Thursday, December 30, 2010

Reforming child removal

Reforming child removal - Guest Comment - Opinions - December 23, 2010 - Chico News & Review
This article was published on 12.23.10.
Reforming child removal
We can start by opening up court hearings

By Richard Wexler

The author is executive director of the National Coalition for Child Protection Reform (www.nccpr.org), in Alexandria, Va.
Related stories:
Ripped apart at the seams
Two local families fight a losing battle against Children’s Services’ secretive system. CN&R, 12.16.10.

Thank you for telling the side of the child-welfare story we almost never hear and that too many reporters won’t report, because it’s so much harder than simply bashing all birth parents.

Our organization has compared the propensity of California counties to take children from their families. Of all counties large enough to measure, Butte is second worst, tearing apart families at a rate 70 percent above the state and national averages, and a rate far higher than other California counties that do a better job of keeping children safe. Details are on our website here: http://bit.ly/aVKEok.

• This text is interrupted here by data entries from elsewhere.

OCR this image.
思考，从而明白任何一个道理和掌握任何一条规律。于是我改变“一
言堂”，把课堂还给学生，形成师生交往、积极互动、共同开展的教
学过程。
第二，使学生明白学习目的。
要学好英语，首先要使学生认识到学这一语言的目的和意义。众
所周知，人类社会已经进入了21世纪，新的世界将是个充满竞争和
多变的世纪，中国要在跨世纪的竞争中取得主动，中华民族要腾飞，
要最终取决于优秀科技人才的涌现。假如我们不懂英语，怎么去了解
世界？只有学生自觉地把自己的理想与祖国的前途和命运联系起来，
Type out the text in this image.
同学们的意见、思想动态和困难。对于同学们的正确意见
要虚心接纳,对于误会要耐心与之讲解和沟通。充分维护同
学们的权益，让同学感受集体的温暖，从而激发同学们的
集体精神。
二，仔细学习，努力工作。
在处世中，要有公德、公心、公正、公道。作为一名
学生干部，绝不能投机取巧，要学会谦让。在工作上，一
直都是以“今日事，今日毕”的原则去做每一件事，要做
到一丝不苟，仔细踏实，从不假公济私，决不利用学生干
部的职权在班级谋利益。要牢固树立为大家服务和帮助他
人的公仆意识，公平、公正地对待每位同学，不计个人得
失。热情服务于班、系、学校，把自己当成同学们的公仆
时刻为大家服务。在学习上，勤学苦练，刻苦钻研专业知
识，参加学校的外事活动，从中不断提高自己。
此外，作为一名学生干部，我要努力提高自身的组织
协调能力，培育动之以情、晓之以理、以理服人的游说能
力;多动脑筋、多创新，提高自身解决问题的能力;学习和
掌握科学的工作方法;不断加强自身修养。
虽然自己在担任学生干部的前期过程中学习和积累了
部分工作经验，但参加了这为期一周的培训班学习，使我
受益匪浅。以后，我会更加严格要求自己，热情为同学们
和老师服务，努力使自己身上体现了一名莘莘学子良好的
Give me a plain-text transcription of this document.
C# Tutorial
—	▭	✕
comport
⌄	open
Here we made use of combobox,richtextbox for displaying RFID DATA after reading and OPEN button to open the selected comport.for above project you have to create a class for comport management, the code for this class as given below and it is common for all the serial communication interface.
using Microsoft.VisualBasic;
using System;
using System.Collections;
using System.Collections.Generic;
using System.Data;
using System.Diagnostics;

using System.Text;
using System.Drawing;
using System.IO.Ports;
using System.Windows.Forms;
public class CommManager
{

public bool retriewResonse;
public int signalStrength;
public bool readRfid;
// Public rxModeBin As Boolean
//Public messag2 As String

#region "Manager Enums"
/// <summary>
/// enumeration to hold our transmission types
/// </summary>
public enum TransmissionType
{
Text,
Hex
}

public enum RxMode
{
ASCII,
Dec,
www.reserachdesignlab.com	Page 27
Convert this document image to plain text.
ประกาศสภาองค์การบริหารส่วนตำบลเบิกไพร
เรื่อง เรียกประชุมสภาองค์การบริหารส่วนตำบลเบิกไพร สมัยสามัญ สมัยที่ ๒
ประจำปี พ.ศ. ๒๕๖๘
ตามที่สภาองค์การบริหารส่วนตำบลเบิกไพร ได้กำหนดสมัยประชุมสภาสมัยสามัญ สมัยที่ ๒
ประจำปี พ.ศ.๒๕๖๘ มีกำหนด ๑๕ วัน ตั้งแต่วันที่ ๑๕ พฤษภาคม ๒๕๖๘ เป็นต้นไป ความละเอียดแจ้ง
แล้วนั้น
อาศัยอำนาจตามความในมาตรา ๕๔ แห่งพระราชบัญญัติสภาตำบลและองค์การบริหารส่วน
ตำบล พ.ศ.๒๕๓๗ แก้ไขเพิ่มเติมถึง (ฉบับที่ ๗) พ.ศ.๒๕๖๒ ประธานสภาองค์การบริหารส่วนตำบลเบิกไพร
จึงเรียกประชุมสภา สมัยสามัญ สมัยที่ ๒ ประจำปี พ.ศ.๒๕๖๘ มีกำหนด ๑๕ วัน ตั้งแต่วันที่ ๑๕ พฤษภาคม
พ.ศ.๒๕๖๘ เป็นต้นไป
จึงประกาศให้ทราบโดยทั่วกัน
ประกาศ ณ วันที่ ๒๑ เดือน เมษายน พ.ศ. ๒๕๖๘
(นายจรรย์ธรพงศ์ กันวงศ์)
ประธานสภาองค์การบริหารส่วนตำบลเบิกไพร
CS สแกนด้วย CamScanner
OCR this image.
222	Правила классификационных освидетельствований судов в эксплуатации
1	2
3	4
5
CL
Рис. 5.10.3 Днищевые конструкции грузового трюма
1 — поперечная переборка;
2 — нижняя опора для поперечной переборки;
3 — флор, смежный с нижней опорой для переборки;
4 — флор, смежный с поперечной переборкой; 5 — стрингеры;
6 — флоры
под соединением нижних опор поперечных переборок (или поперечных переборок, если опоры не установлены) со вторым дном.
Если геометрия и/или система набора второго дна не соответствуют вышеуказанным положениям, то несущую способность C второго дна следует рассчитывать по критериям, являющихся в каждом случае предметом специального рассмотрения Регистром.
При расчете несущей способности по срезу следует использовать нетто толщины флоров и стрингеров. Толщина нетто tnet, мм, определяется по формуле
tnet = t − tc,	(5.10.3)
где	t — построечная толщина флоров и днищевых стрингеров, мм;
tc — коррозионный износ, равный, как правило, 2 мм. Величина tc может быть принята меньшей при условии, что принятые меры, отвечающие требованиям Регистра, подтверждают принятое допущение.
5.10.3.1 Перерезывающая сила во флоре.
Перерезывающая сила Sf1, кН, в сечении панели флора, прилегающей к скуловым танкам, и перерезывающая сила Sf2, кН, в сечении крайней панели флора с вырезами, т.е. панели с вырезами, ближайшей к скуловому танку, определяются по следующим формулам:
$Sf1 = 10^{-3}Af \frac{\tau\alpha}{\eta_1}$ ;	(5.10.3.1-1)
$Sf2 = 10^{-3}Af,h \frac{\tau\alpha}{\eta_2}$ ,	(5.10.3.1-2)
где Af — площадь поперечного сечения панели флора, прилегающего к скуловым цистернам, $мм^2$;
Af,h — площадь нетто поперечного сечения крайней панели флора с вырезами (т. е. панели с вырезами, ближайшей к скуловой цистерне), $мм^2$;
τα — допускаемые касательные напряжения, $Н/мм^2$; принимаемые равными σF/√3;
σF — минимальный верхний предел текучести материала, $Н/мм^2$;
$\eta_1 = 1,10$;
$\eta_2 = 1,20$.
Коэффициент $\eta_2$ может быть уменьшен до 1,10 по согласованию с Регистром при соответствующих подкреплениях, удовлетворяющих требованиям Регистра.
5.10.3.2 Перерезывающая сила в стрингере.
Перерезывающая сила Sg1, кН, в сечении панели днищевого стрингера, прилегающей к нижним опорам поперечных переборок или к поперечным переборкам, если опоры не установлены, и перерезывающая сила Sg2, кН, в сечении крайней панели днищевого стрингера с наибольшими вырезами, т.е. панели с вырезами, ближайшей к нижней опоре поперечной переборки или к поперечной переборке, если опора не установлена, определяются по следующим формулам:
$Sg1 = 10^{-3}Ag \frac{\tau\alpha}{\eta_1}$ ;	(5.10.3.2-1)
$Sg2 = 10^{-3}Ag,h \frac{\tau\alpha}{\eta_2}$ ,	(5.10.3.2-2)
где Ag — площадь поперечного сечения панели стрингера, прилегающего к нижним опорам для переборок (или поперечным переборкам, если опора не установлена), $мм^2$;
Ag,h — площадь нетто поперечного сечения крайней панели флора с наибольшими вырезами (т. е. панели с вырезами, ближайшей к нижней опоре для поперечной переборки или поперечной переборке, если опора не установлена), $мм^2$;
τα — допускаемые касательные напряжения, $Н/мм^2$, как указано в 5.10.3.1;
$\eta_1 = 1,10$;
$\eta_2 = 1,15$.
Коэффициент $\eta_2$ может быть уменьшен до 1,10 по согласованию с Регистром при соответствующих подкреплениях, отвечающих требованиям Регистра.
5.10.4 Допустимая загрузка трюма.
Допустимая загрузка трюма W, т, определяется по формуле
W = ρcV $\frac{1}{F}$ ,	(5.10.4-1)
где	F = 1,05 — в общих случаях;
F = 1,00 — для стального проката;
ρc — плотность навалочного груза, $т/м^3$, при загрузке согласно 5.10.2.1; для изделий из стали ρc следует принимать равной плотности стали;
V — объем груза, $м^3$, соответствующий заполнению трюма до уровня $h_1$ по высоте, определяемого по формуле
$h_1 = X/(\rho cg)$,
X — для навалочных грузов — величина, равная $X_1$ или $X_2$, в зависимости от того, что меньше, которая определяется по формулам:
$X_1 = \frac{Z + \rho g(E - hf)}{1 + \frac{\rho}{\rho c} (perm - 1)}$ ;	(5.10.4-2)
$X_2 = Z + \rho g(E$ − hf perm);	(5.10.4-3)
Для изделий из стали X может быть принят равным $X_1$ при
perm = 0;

That counties taking fewer children often keep children safer should come as no surprise. In addition to the enormous harm done to children when they are needlessly torn from everyone they know and love, all the time, money and effort wasted destroying these families is, in effect, stolen from finding those relatively few children in real danger who really do need to be taken from their homes.

And you’re right about those adoption bounties—except that, in some cases, states now can pull in $12,000 for every foster child adopted over a baseline number.

We suggest a number of solutions on our website, but for starters how about opening up court hearings to press and public in these cases, as more than a dozen other states have done? (No state has closed them again because none of the fears of opponents came to pass). A proposal to do that in California died a few years ago, in part because of strong opposition from the California chapter of the National Association of Social Workers.

And this is an issue that crosses ideological lines. As you mention, the Pacific Justice Institute is conservative. My organization is best described as “the family-values Left”—we’re even funded by George Soros’ Open Society Foundations. But we’re pleased to be working with Pacific Justice and a wide range of other groups on a case soon to come before the Supreme Court on interrogating children in child-abuse investigations.

Unfortunately, too many of my fellow liberals forget everything they’re supposed to believe about civil liberties as soon as someone whispers the words “child abuse” in their ears. And too many “family values” conservatives, like Newt Gingrich, think it’s a great idea to throw poor people’s children into orphanages.